This week, Deem will launch two versions of a new travel booking
and "lite" management suite aimed at the small and midsize enterprise
segment. Deem Emerge will target the corporate directly with mobile and desktop
booking tools, self-service policy configuration and easy onboarding. Deem Rise
will target travel management companies with a technology-first, white-label
solution that offers the same functionality. Emerge aims to enable agencies to
go after SMEs by reducing high-cost personnel resources required to serve the
segment.
With the new tech, Deem is entering a suddenly crowded
market of travel booking tool and service providers reaching out to SMEs.
Startups like Lola, TravelBank, TripActions and Upside started the lite travel
management ball rolling; it has only picked up momentum as traditional players
like Carlson Wagonlit Travel, Concur and Corporate Traveler have jumped into
the mix. New Zealand-based Serko is similarly selling its SME-oriented Zeno
technology to the agency market in North America, as well as going direct to
corporates.
Deem CEO, COO and president John Rizzo suggested that Deem's
new offerings still fill a gap, particularly for agencies looking to tap into
smaller markets and keep the business in house, he said, calling out the Concur
Hipmunk model as a concern for agencies.
"We've gotten feedback from TMC partners that the
midmarket is an untapped opportunity for them," said Rizzo. "At that
same time, while that market is opening, there's some trepidation. … They'd
like another alternative, beyond Concur Hipmunk, that allows efficient
onboarding and also allows agencies to build on additional services and
sophistication as these smaller clients grow into bigger clients."

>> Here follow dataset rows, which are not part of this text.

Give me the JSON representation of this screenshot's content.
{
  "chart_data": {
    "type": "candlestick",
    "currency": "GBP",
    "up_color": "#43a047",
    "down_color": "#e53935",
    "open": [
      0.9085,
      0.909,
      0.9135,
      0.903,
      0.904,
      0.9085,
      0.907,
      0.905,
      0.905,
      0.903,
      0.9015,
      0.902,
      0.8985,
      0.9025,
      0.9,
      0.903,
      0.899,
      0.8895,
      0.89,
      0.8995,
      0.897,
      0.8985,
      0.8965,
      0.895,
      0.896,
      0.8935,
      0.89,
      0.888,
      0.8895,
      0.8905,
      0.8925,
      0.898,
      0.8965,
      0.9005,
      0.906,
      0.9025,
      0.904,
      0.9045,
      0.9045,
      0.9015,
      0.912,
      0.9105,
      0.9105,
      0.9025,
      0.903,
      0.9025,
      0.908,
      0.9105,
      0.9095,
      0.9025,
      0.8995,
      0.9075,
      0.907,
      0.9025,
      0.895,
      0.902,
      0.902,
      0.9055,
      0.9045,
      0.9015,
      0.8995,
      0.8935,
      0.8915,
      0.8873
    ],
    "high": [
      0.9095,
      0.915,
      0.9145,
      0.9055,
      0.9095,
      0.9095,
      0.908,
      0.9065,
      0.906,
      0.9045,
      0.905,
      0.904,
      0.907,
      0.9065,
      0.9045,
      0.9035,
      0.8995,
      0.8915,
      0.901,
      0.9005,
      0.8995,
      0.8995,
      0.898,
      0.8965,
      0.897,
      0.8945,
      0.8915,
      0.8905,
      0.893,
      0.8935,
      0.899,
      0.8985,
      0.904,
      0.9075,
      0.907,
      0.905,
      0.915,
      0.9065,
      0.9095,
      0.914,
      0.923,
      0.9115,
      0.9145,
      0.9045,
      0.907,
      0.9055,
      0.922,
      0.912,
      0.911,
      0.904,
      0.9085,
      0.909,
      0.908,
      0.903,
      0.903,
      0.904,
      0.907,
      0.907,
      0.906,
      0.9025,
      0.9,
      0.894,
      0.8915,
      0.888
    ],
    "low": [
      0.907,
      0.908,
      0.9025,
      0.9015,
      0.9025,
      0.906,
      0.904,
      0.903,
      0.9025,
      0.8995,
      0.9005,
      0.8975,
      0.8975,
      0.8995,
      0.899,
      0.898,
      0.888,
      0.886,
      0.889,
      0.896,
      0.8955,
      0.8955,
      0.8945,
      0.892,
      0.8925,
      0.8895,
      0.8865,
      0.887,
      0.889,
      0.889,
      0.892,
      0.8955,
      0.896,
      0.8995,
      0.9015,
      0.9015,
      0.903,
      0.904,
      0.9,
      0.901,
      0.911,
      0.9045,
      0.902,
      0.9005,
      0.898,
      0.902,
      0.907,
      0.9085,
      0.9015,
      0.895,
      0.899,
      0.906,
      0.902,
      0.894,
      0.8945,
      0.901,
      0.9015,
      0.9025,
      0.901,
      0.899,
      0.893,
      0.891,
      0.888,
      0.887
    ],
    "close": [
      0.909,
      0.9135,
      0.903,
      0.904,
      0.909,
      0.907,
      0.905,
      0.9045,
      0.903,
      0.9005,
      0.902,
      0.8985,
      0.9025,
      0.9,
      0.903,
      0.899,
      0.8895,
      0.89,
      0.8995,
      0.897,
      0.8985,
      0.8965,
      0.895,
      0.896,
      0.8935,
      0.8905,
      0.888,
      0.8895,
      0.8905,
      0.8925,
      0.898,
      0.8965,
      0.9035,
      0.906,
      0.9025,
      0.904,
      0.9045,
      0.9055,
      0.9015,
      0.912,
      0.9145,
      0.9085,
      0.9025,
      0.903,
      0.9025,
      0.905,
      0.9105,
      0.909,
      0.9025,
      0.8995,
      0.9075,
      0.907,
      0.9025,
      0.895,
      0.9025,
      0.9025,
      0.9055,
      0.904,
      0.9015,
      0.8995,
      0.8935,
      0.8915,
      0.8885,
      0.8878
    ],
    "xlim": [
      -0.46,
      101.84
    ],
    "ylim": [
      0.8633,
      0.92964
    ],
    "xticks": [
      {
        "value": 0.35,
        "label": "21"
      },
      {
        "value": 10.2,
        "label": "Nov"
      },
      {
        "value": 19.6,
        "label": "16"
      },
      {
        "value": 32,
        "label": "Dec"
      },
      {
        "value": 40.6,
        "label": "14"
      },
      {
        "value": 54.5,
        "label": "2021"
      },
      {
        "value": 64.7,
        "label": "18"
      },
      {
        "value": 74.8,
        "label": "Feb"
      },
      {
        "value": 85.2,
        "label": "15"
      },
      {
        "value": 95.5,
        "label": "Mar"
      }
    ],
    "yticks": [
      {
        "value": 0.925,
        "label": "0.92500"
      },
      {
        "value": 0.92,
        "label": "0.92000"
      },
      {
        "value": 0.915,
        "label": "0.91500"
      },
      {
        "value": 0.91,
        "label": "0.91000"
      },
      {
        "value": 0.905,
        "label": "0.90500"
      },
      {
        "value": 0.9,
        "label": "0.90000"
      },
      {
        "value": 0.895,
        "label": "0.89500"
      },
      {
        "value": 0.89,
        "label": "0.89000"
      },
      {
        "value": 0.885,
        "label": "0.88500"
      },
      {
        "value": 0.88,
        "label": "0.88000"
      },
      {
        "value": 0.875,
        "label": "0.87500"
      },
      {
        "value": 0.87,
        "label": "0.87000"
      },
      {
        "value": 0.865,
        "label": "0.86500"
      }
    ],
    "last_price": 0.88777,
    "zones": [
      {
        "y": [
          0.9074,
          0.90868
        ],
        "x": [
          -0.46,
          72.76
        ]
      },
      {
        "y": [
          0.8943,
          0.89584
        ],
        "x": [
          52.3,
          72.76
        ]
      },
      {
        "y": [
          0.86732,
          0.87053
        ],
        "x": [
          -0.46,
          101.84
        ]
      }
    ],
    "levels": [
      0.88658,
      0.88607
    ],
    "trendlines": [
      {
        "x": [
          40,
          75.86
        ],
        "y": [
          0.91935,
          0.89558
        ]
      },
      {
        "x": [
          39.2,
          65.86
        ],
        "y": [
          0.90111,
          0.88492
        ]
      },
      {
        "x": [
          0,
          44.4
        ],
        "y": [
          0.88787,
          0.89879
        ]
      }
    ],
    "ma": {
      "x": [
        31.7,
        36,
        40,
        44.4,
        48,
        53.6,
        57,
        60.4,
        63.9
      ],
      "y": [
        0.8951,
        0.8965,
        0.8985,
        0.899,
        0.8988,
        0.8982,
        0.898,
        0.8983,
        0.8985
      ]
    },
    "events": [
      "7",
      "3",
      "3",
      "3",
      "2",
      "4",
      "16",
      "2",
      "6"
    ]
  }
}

That's the differentiator Deem Rise brings to the market,
according to Rizzo. Rise is built as a part of Deem's enterprise solution,
which means there's just one set of pipes for TMC partners to install and no
need to reimplement back-end technology as small clients grow. Rizzo also
touted Deem's mobile-first strategy, its full integration with desktop tools
and its overall open expense integration strategy, which holds for both the
Rise and the Emerge products. Rise launches with four agency partners: Acendas Travel, Campbell Travel, Direct
Travel and Ovation. All of these already resell Deem's enterprise solution.
Emerge is built
on the same platform as Rise but is branded as a Deem product and marketed
directly to corporates. Emerge serves content from Google, Sabre and Travelport
and offers personalized search results based on integrated corporate spend
guidelines and user preferences. Deem Emerge uses a TMC partner for fulfillment
services.
Rizzo
also underscored that Deem isn't starting from zero with its new products. Rather,
he said, they are based on a custom tool Deem built about three years ago for
Enterprise Holdings, the parent company of Enterprise and National car rental,
to support smaller, lightly managed travel programs among the car rental
company's client base. That tool, Rizzo said, has served nearly 47,000 users to
date and offered the proof Deem needed to launch a broader SME play. "We
know it works, and we know we can scale," said Rizzo. "The managed
travel market has always been very competitive. That's nothing new."